So when I register to pay taxes, I am also registering to vote, at least for the one office everyone in the country votes for. How do I vote for: my local tax collector (yes, it is an elected position in my township), my board of supervisors, my county commissioners, my state representative, my state senator, my governor, my US representative, and my US senator?
Edit: I do agree with eliminating the electoral college.
The USG makes everything harder than it needs to be, that’s part of why they are bankrupt, and facing revolution. Me, I’m not seeing any problems, only solutions, like John Lennon said.
Right, because non-rigged voting is dictatorship. Yawn, always a lack of basic reasoning skills.
Remind me again what your solution is for voting for offices other than POTUS. As you only see solutions, not problems, you should have twice as much brain power to dedicate to the solution, so I’m sure it will be a winner.
Because you have a social security number, and it references your other data (age, address, etc). Not hard.
The fact is you can log into your Interactive Brokers account, and transfer a million USD, touch fingerprint scan on your iPhone, zero problems. The USG can’t do this because they are spending 30% of their $4T revenue on military, you and your vote are not a priority. However you’ll notice they collect taxes from every single person. Why not a vote from every single person?
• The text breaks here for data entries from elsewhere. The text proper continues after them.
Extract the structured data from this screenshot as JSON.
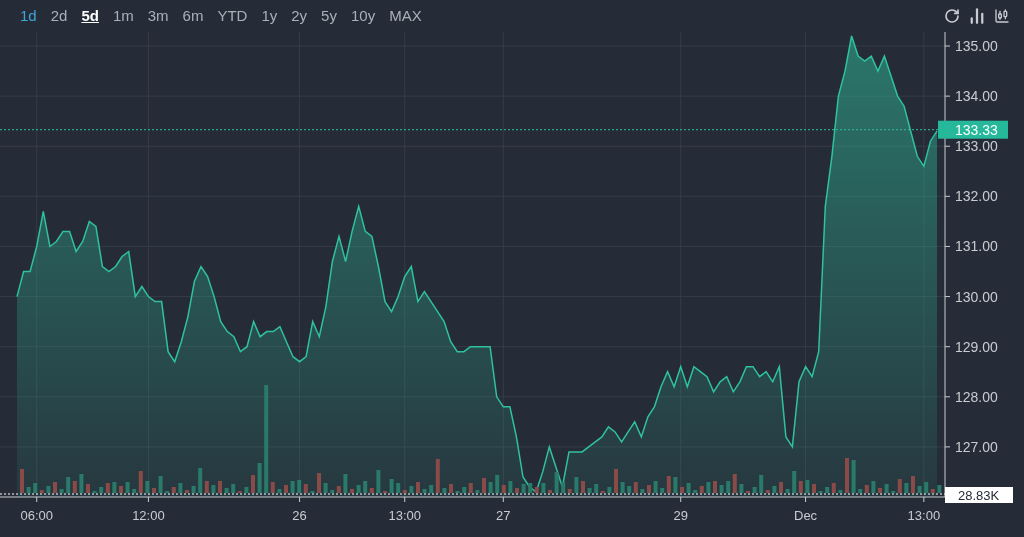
{
  "range_tabs": [
    {
      "label": "1d",
      "selected": false,
      "highlighted": true
    },
    {
      "label": "2d",
      "selected": false,
      "highlighted": false
    },
    {
      "label": "5d",
      "selected": true,
      "highlighted": false
    },
    {
      "label": "1m",
      "selected": false,
      "highlighted": false
    },
    {
      "label": "3m",
      "selected": false,
      "highlighted": false
    },
    {
      "label": "6m",
      "selected": false,
      "highlighted": false
    },
    {
      "label": "YTD",
      "selected": false,
      "highlighted": false
    },
    {
      "label": "1y",
      "selected": false,
      "highlighted": false
    },
    {
      "label": "2y",
      "selected": false,
      "highlighted": false
    },
    {
      "label": "5y",
      "selected": false,
      "highlighted": false
    },
    {
      "label": "10y",
      "selected": false,
      "highlighted": false
    },
    {
      "label": "MAX",
      "selected": false,
      "highlighted": false
    }
  ],
  "chart": {
    "last_price": "133.33",
    "volume_label": "28.83K",
    "time_labels": [
      "06:00",
      "12:00",
      "26",
      "13:00",
      "27",
      "29",
      "Dec",
      "13:00"
    ],
    "chart_data": {
      "type": "area",
      "grid": true,
      "ylim": [
        126.0,
        135.28
      ],
      "ref_lines": [
        {
          "axis": "y",
          "value": 133.33,
          "color": "#2fc1a0"
        }
      ],
      "yticks": [
        {
          "value": 127,
          "label": "127.00"
        },
        {
          "value": 128,
          "label": "128.00"
        },
        {
          "value": 129,
          "label": "129.00"
        },
        {
          "value": 130,
          "label": "130.00"
        },
        {
          "value": 131,
          "label": "131.00"
        },
        {
          "value": 132,
          "label": "132.00"
        },
        {
          "value": 133,
          "label": "133.00"
        },
        {
          "value": 134,
          "label": "134.00"
        },
        {
          "value": 135,
          "label": "135.00"
        }
      ],
      "series": [
        {
          "color": "#2fc1a0",
          "values": [
            130.0,
            130.5,
            130.5,
            131,
            131.7,
            131,
            131.1,
            131.3,
            131.3,
            130.9,
            131.1,
            131.5,
            131.4,
            130.6,
            130.5,
            130.6,
            130.8,
            130.9,
            130,
            130.2,
            130,
            129.9,
            129.9,
            128.9,
            128.7,
            129.1,
            129.6,
            130.3,
            130.6,
            130.4,
            130,
            129.5,
            129.3,
            129.2,
            128.9,
            129.0,
            129.5,
            129.2,
            129.3,
            129.3,
            129.4,
            129.1,
            128.8,
            128.7,
            128.8,
            129.5,
            129.2,
            129.8,
            130.7,
            131.2,
            130.7,
            131.3,
            131.8,
            131.3,
            131.2,
            130.6,
            129.9,
            129.7,
            130,
            130.4,
            130.6,
            129.9,
            130.1,
            129.9,
            129.7,
            129.5,
            129.1,
            128.9,
            128.9,
            129.0,
            129.0,
            129.0,
            129.0,
            128.0,
            127.8,
            127.8,
            127.2,
            126.4,
            126.2,
            126.1,
            126.5,
            127.0,
            126.6,
            126.2,
            126.9,
            126.9,
            126.9,
            127.0,
            127.1,
            127.2,
            127.4,
            127.3,
            127.1,
            127.3,
            127.5,
            127.2,
            127.6,
            127.8,
            128.2,
            128.5,
            128.2,
            128.6,
            128.2,
            128.6,
            128.5,
            128.4,
            128.1,
            128.3,
            128.4,
            128.1,
            128.3,
            128.6,
            128.6,
            128.4,
            128.5,
            128.3,
            128.6,
            127.2,
            127.0,
            128.3,
            128.6,
            128.4,
            128.9,
            131.8,
            132.8,
            134,
            134.5,
            135.2,
            134.8,
            134.7,
            134.8,
            134.5,
            134.8,
            134.4,
            134.0,
            133.8,
            133.3,
            132.8,
            132.6,
            133.1,
            133.3
          ]
        }
      ]
    }
  }
}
Yup, I haven’t voted in 10 years. It’s all a scam.
You forget that PA is using China as his role model. They already know everything about you from your tax/citizen ID number.
If you move, register with the government. That way they know which official to say you voted for.
So you see, you still have to register, it’s just that the government has everything that they need to know about you in one place. Which is good for social control.
Rrrriiiight. So you are protecting your secret vote from your corrupt government by using crude paper systems? That’s still too easy to track, you better revert to stone tablets 'Merkia!
The USG only knows were I live if I choose to tell them. If I’d like to have all my postal correspondence with the USG go through a post office box in another state, I have every right to do that.
So, my grandmother was ridiculously wealthy and left me a ton of money when I was a kid, which I keep in boxes in the numerous houses I currently own around the country. My parents got me a social security number when I was little, but I have never worked a day in my life, living off the cash from the boxes. I have no income and have never paid a single penny in federal taxes in my life (my grandmother’s estate paid the estate tax). I don’t have any credit cards, have no debts, and don’t use the banking system. Although I owe no income tax, I file a federal return every year and legally use a PO Box as my address, but the PO Box is located in a state where I don’t own property. Which offices do I get to vote for other than POTUS?
PA, if your argument was that the voter registration system could be streamlined and improved (i.e. you get registered where you pay your taxes automatically, unless you specifically register somewhere else), you would have a sound argument and a lot of support here. No one is arguing that voter registration is the best it can be right now.
But your argument is that the existence of voter registration = rigged voting, which doesn’t hold water. Your argument is not that the voter registration process has been subverted or manipulated, or provided an entry point for fraud, and needs to be cleaned up. If you did, you’d have a lot of agreement there, even if there might be disagreement on what the best cleanup looks like.
Instead, your argument appears to be that the very existence of registration means elections are being rigged.
Interestingly, your solution is that your tax id should be your voting signature. But in fact, that too is registration. You haven’t actually eliminated registration, you just think that it would be nice to have a single database on all the citizens that keeps track who each one voted for so we can determine who won the elections. Potentially that database can be used to figure out who voted for the opposition too, which is always nice for leaders to know. Potentially, that database can be hacked and manipulated with no paper trail to fall back on, which is nice for other leaders to know.
So you haven’t actually eliminated registration at all. All you are arguing for is a consolidation of data. That is not a bad thing in terms of efficiency, and if there is some cryptographically trustable way to separate the tax ID from the actual vote, I could get behind a version of this where you are automatically registered to vote where you list your residence on your tax returns (or a drivers’ license, which many states already do) unless you specifically indicate another location and have some kind of proof that you are eligible to vote there. Such a system would not capture 100% of eligible voters, but I could see it covering 98 or 99% of them, with additional ways for those who don’t fit the cookie cutter to register correctly.
Paper trails are indeed archaic in the age of the internet, but at least they can’t be changed from Moscow or Beijing with a few keystrokes. Paper trails are not invulnerable either, but it takes a lot more of a coordinated effort (and a higher chance of being caught) to do electoral fraud that way.